Батильда обернулась к Бюва с намерением употребить все свое влияние на него, если он попытается ее остановить, но по его потрясенному лицу сразу поняла, что он знает роковую новость… Со своей стороны Бюва при виде ее разразился слезами.

— Отец, — сказала Батильда, — То, что происходило до этого дня, делали люди. Но теперь дела их окончены; остальное принадлежит Богу.
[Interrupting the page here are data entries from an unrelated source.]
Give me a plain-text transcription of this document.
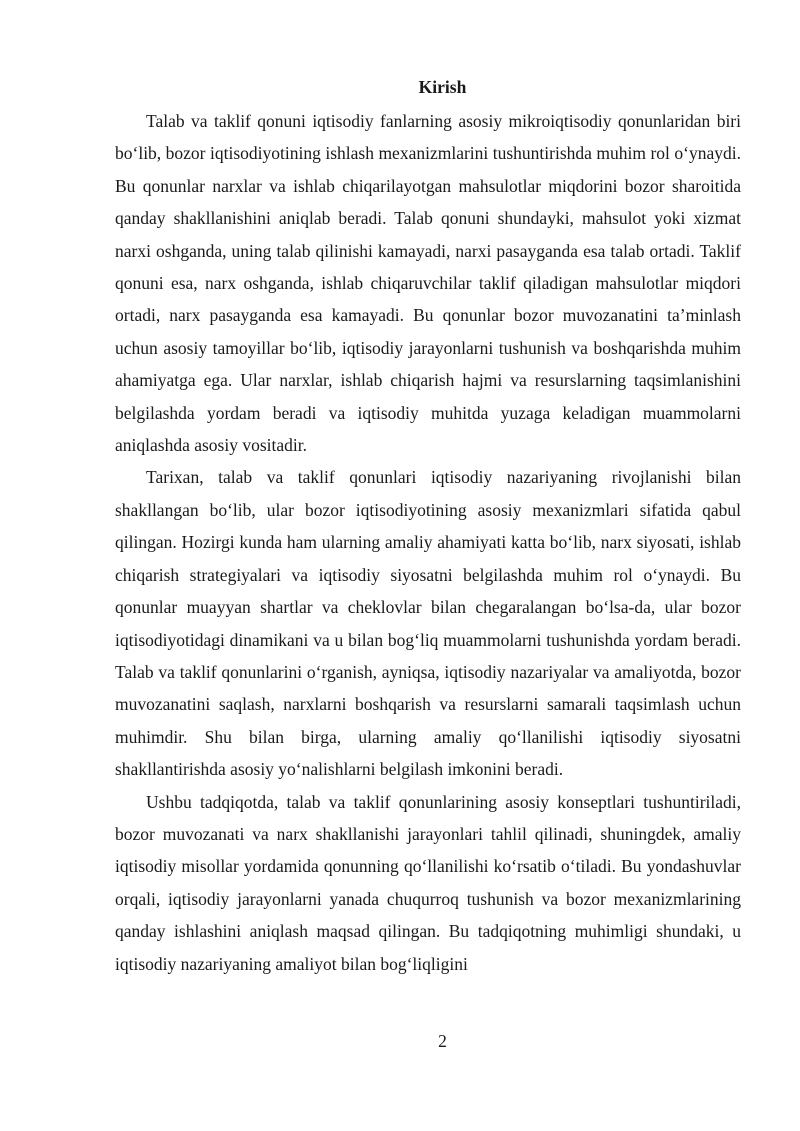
Kirish

Talab va taklif qonuni iqtisodiy fanlarning asosiy mikroiqtisodiy qonunlaridan biri bo‘lib, bozor iqtisodiyotining ishlash mexanizmlarini tushuntirishda muhim rol o‘ynaydi. Bu qonunlar narxlar va ishlab chiqarilayotgan mahsulotlar miqdorini bozor sharoitida qanday shakllanishini aniqlab beradi. Talab qonuni shundayki, mahsulot yoki xizmat narxi oshganda, uning talab qilinishi kamayadi, narxi pasayganda esa talab ortadi. Taklif qonuni esa, narx oshganda, ishlab chiqaruvchilar taklif qiladigan mahsulotlar miqdori ortadi, narx pasayganda esa kamayadi. Bu qonunlar bozor muvozanatini ta’minlash uchun asosiy tamoyillar bo‘lib, iqtisodiy jarayonlarni tushunish va boshqarishda muhim ahamiyatga ega. Ular narxlar, ishlab chiqarish hajmi va resurslarning taqsimlanishini belgilashda yordam beradi va iqtisodiy muhitda yuzaga keladigan muammolarni aniqlashda asosiy vositadir.

Tarixan, talab va taklif qonunlari iqtisodiy nazariyaning rivojlanishi bilan shakllangan bo‘lib, ular bozor iqtisodiyotining asosiy mexanizmlari sifatida qabul qilingan. Hozirgi kunda ham ularning amaliy ahamiyati katta bo‘lib, narx siyosati, ishlab chiqarish strategiyalari va iqtisodiy siyosatni belgilashda muhim rol o‘ynaydi. Bu qonunlar muayyan shartlar va cheklovlar bilan chegaralangan bo‘lsa-da, ular bozor iqtisodiyotidagi dinamikani va u bilan bog‘liq muammolarni tushunishda yordam beradi. Talab va taklif qonunlarini o‘rganish, ayniqsa, iqtisodiy nazariyalar va amaliyotda, bozor muvozanatini saqlash, narxlarni boshqarish va resurslarni samarali taqsimlash uchun muhimdir. Shu bilan birga, ularning amaliy qo‘llanilishi iqtisodiy siyosatni shakllantirishda asosiy yo‘nalishlarni belgilash imkonini beradi.

Ushbu tadqiqotda, talab va taklif qonunlarining asosiy konseptlari tushuntiriladi, bozor muvozanati va narx shakllanishi jarayonlari tahlil qilinadi, shuningdek, amaliy iqtisodiy misollar yordamida qonunning qo‘llanilishi ko‘rsatib o‘tiladi. Bu yondashuvlar orqali, iqtisodiy jarayonlarni yanada chuqurroq tushunish va bozor mexanizmlarining qanday ishlashini aniqlash maqsad qilingan. Bu tadqiqotning muhimligi shundaki, u iqtisodiy nazariyaning amaliyot bilan bog‘liqligini

2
Отец, я верю: Бог сжалится над нами.

— Это я его убил, — вскричал Бюва, падая в кресло, — это я его убил!.. Батильда величаво подошла к нему и поцеловала его в лоб.

— Но что ты собираешься делать, мое дитя? — спросил Бюва.
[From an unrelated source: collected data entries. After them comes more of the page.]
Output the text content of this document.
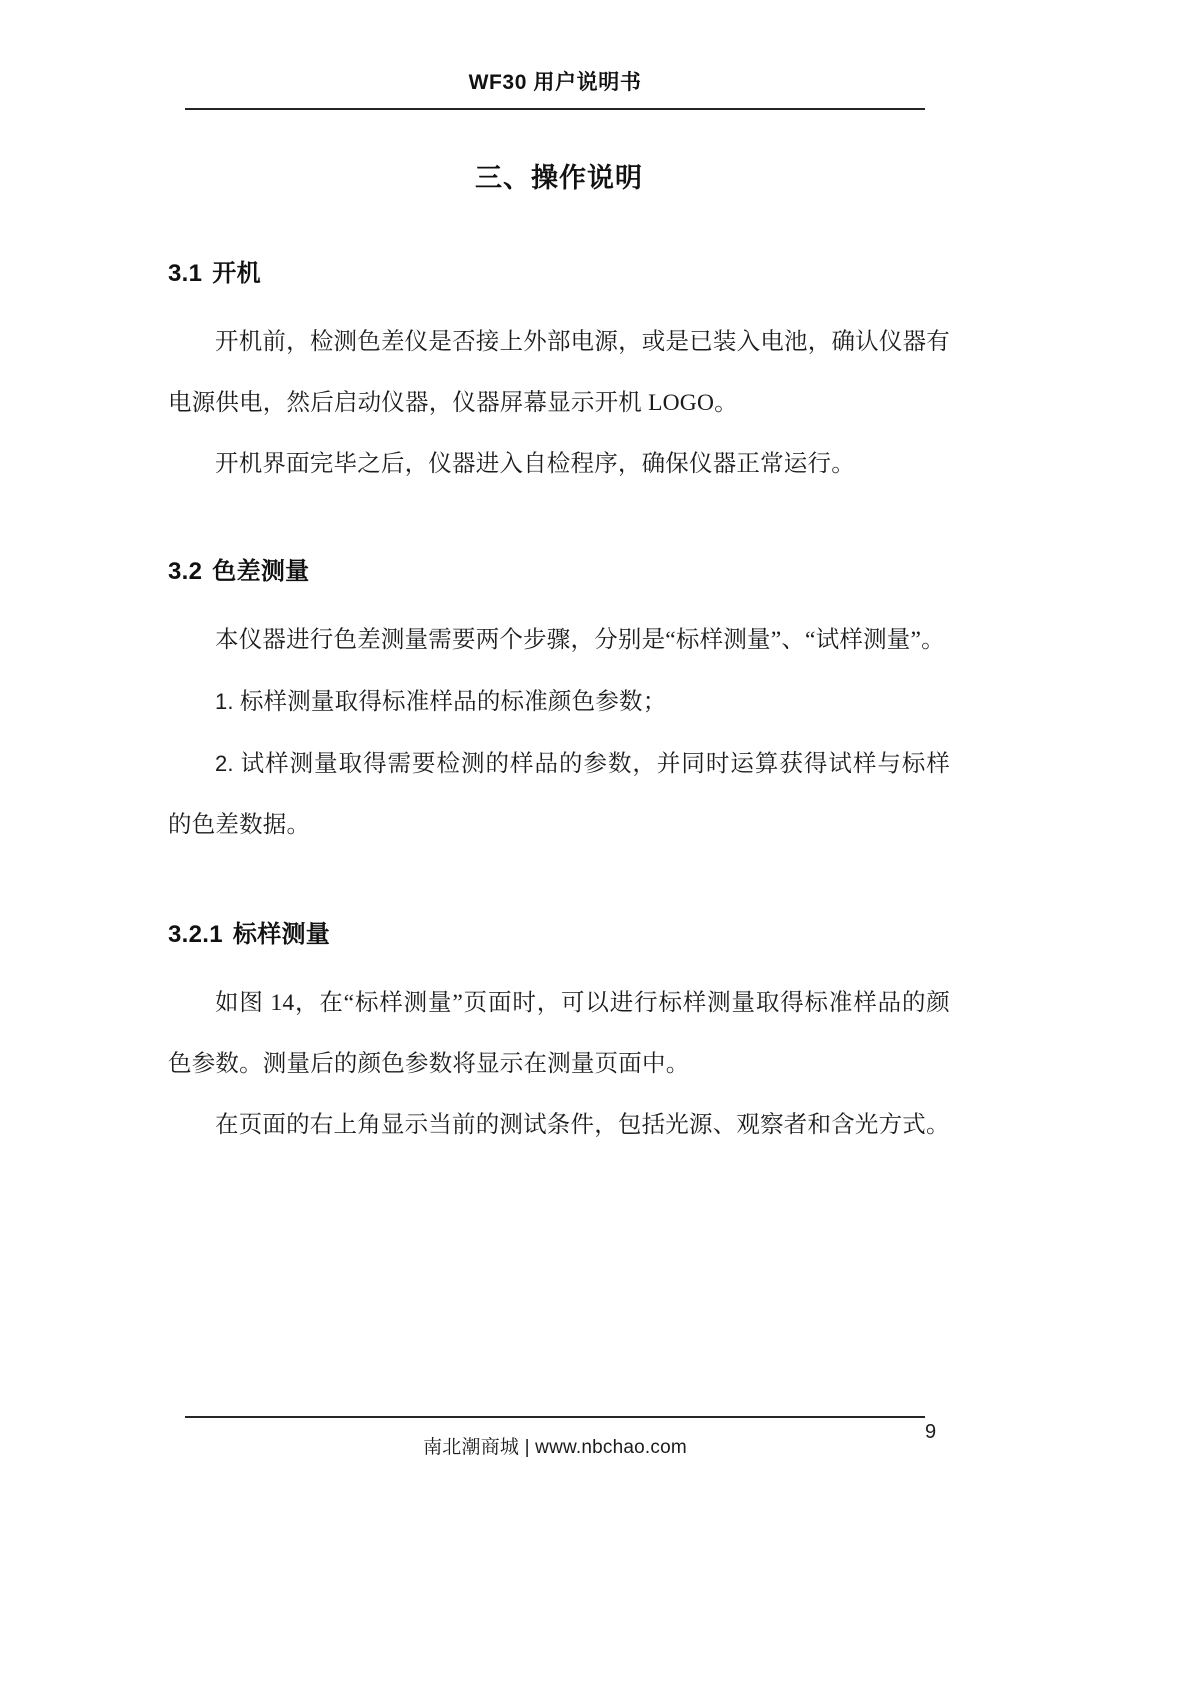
WF30 用户说明书
三、操作说明
3.1 开机

开机前，检测色差仪是否接上外部电源，或是已装入电池，确认仪器有电源供电，然后启动仪器，仪器屏幕显示开机 LOGO。

开机界面完毕之后，仪器进入自检程序，确保仪器正常运行。

3.2 色差测量

本仪器进行色差测量需要两个步骤，分别是“标样测量”、“试样测量”。

1. 标样测量取得标准样品的标准颜色参数；
2. 试样测量取得需要检测的样品的参数，并同时运算获得试样与标样的色差数据。
3.2.1 标样测量

如图 14，在“标样测量”页面时，可以进行标样测量取得标准样品的颜色参数。测量后的颜色参数将显示在测量页面中。

在页面的右上角显示当前的测试条件，包括光源、观察者和含光方式。

南北潮商城 | www.nbchao.com
9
— То, что велит мне долг, — ответила Батильда.

И она открыла ларчик, врезанный в молитвенную скамейку, взяла оттуда черный бумажник и вытащила из него письмо.

— О, ты права, ты права, мое дитя! — воскликнул Бюва. — Я забыл об этом письме.

— А я помнила о нем, — сказала Батильда, целуя письмо и пряча его на груди, — потому что это все, что мне оставила в наследство моя мать.

В эту минуту послышался шум кареты, остановившейся у дверей дома.

— Прощайте, отец, прощай, Нанетта! — сказала Батильда. — Молите Бога, чтобы он ниспослал мне удачу!

И она удалилась с торжественной важностью, которая делала ее в глазах Бюва и Нанетты похожей на святую.

У дверей дома она нашла Бонифаса, который ждал ее с каретой.

— Не поехать ли мне с вами, мадемуазель Батильда? — спросил Бонифас.

— Нет, мой друг, — сказала Батильда, протягивая ему руку. — Сегодня не нужно. Быть может, завтра…

И она села в карету.

— Куда вас отвезти, красавица-мадемуазель? — спросил кучер.

— В Арсенал, — ответила Батильда.

X. ТРИ ВИЗИТА

Приехав в Арсенал, Батильда спросила мадемуазель де Лонэ, которая по ее просьбе тотчас же ввела ее к госпоже дю Мен.

— А-а, это вы, мое дитя, — рассеяно сказала озабоченная герцогиня. — Я вижу, вы не забываете друзей, когда они попадают в беду. Это хорошо.